References and additional resources
- Video: Maggot to Fly Transformation
- Agarwal DC, Singh B: Orbital myiasis: case report. Indian J Ophthalmol 1990; 38:187.
- Yeung JCC, Chung CF, Lai JSM: Orbital myiasis complicating squamous cell carcinoma. Hong Kong Med J 2010; 16:63.
- Abalo-Lojo JM, Lopez-Valladares MJ, Llovo J, et al: Palpebro-orbital myiasis in a patient with basal cell carcinoma. Eur J Ophthalmol 2009; 19:683.
- Costa DC, de Tarso Ponte Pierre-Filho P, Mac Cord Medina F, et al: Use of oral ivermectin in a patient with destructive rhino-orbital myiasis. Eye 2005; 19:1018.
- Kersten RC, Shourkrey NM, Tabbara KF: Orbital myiasis. Ophthalmology 1986; 93:1228.
- Wood TR, Slight JR: Bilateral orbital myiasis. Report of a case. Arch Ophthalmol 1970; 84:692.
- Rocha EM, Yvanoff JL, Silva JM, et al: Massive orbital myiasis infestation. Arch Ophthalmol 1999; 117:1436.

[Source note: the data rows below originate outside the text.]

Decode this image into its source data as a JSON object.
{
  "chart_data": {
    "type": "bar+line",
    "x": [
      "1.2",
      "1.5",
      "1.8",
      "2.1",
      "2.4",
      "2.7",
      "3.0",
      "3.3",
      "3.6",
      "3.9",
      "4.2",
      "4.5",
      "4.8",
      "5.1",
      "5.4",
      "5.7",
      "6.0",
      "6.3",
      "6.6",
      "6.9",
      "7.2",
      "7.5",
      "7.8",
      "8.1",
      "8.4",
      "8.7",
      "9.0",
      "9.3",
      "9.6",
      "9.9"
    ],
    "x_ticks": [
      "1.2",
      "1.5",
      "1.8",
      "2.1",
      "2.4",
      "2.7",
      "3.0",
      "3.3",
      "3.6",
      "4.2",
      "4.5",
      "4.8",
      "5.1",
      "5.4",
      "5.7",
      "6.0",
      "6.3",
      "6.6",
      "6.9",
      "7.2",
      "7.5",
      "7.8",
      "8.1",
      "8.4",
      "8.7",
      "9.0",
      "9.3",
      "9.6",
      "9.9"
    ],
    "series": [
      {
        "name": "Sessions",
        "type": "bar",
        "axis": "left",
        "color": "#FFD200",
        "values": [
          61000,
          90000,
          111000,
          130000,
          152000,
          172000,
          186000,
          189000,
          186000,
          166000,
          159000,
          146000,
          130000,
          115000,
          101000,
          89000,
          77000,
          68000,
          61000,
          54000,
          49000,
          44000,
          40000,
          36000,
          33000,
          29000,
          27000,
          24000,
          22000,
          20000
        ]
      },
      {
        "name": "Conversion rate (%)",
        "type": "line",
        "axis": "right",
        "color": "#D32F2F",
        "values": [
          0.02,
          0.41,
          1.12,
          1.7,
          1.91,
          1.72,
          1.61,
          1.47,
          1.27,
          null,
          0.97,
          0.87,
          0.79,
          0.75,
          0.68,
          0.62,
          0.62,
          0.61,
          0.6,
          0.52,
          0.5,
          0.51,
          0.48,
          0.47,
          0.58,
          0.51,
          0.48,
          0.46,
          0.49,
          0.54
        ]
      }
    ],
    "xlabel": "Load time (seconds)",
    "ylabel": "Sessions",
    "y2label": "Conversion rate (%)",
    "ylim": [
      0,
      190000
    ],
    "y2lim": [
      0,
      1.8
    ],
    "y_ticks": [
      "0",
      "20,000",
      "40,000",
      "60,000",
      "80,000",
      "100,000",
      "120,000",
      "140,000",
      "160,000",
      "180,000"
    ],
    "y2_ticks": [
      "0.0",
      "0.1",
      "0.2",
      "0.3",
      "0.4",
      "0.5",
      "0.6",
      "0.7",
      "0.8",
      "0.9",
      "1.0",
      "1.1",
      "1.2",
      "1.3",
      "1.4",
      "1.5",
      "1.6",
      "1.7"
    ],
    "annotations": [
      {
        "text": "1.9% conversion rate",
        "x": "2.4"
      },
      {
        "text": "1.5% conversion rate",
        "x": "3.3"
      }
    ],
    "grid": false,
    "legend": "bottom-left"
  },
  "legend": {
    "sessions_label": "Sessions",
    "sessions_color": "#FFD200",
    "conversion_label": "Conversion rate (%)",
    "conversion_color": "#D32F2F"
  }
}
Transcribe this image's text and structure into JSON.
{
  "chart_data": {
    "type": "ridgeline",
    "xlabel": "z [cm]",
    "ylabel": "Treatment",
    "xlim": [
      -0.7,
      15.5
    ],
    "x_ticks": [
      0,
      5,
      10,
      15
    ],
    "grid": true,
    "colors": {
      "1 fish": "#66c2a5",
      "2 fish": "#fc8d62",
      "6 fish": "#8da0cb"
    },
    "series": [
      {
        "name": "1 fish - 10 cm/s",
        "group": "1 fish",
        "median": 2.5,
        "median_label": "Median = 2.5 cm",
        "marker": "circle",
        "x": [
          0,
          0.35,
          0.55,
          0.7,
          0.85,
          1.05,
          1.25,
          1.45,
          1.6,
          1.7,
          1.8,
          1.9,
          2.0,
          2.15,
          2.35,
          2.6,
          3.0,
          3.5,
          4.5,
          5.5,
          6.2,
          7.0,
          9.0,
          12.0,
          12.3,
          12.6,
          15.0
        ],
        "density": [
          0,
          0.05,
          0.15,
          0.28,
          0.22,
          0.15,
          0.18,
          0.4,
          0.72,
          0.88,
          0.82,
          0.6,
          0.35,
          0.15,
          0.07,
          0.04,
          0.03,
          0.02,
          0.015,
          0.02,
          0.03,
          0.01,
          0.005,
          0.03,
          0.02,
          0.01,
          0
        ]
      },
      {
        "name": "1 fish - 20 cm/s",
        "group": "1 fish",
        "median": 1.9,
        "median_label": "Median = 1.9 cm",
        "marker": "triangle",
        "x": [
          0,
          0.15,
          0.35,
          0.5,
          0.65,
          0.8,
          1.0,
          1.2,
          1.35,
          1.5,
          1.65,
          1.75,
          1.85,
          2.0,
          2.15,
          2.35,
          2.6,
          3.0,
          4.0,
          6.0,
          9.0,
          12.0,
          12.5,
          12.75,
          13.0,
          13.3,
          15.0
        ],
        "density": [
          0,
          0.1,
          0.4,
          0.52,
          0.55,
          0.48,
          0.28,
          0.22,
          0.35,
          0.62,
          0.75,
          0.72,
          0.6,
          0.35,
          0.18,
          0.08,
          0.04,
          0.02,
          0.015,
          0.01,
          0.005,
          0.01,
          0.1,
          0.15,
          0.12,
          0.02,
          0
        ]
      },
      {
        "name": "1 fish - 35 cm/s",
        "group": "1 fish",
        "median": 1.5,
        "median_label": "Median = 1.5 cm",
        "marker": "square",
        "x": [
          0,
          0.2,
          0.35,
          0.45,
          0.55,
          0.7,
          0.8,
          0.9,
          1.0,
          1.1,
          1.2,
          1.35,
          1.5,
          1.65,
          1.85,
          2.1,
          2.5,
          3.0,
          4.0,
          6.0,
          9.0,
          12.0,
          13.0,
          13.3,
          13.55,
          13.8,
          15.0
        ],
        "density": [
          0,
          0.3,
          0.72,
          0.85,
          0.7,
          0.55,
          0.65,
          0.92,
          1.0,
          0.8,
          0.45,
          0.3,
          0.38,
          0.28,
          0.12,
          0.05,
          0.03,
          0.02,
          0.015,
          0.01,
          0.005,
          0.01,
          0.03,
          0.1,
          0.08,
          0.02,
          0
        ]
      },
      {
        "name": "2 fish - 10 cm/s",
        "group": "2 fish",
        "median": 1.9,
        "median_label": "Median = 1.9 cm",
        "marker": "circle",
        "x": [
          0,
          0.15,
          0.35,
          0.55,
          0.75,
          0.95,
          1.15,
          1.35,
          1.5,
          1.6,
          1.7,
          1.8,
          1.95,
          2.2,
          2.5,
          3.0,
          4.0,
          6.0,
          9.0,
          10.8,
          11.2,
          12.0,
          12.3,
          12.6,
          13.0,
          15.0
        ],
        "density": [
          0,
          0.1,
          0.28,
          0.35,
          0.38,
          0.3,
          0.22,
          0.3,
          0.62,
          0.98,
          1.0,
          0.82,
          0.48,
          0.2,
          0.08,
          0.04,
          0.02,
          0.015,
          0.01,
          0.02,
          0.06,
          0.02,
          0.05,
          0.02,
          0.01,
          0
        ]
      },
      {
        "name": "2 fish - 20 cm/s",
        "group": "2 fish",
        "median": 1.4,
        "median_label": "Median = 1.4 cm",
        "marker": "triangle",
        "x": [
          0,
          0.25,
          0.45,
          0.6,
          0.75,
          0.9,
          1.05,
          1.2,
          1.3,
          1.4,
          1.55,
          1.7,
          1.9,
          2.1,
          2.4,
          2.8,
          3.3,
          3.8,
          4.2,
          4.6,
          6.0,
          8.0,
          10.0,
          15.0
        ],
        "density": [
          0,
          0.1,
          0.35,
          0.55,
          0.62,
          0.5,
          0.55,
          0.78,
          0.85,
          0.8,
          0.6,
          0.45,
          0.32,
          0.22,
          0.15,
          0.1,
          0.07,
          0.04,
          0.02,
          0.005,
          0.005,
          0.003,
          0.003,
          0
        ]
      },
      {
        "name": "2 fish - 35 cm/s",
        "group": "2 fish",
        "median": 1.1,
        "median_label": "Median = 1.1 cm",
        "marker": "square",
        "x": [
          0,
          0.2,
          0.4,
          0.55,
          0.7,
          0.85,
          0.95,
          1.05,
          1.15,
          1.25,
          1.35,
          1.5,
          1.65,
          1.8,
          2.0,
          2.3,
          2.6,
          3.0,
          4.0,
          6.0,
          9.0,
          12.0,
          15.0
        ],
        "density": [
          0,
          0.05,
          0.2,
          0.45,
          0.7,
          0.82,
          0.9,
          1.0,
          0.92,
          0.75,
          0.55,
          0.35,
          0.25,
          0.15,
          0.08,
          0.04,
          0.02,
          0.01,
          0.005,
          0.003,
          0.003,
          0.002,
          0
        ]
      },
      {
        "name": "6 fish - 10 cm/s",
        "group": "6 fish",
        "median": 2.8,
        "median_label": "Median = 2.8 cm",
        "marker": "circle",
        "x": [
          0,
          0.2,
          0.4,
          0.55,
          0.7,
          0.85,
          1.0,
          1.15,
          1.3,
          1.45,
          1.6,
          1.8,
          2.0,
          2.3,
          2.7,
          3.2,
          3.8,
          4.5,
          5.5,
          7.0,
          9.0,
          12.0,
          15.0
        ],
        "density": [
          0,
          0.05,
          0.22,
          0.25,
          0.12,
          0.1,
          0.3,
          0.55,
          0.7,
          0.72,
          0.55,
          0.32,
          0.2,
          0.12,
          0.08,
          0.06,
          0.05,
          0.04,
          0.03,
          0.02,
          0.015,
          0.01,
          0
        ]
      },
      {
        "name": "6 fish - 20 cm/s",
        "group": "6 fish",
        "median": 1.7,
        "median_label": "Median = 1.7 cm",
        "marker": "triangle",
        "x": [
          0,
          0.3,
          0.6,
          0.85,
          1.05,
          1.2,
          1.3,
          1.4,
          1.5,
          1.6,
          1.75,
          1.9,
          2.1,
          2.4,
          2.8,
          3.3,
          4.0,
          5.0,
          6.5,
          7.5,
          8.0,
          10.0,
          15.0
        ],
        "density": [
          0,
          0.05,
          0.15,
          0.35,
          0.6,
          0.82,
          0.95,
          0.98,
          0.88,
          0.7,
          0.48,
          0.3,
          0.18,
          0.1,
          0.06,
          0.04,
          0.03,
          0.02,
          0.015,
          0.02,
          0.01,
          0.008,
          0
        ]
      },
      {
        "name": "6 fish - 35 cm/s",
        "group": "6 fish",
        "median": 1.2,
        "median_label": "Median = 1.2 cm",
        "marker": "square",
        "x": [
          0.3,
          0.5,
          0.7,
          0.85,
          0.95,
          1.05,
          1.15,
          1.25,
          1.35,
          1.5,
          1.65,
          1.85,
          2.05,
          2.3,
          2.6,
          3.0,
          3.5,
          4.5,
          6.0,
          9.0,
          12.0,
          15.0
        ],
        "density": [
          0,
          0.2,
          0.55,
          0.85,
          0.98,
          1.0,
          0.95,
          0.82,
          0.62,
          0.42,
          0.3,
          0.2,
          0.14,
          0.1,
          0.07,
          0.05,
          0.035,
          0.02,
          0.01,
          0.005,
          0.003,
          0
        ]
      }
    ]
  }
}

- Devoto MH, Zaffaroni MC: Orbital myiasis in a patient with a chronically exposed hydroxyapatite implant. Ophthal Pl Reconstr Surg 2004; 20:395.
- Savino DF, Margo CE, McCoy ED, Friedl FE: Dermal myiasis of the eyelid. Ophthalmology 1986; 93:1225.
- Wilhelmus KR: Myiasis palpebrum. Am J Ophthalmol 1986; 101:496.
- Schiller JD, Bosniak SL: Ophthalmomyiasis in an eyelid reconstruction. Am J Ophthalmol 1990; 109:101.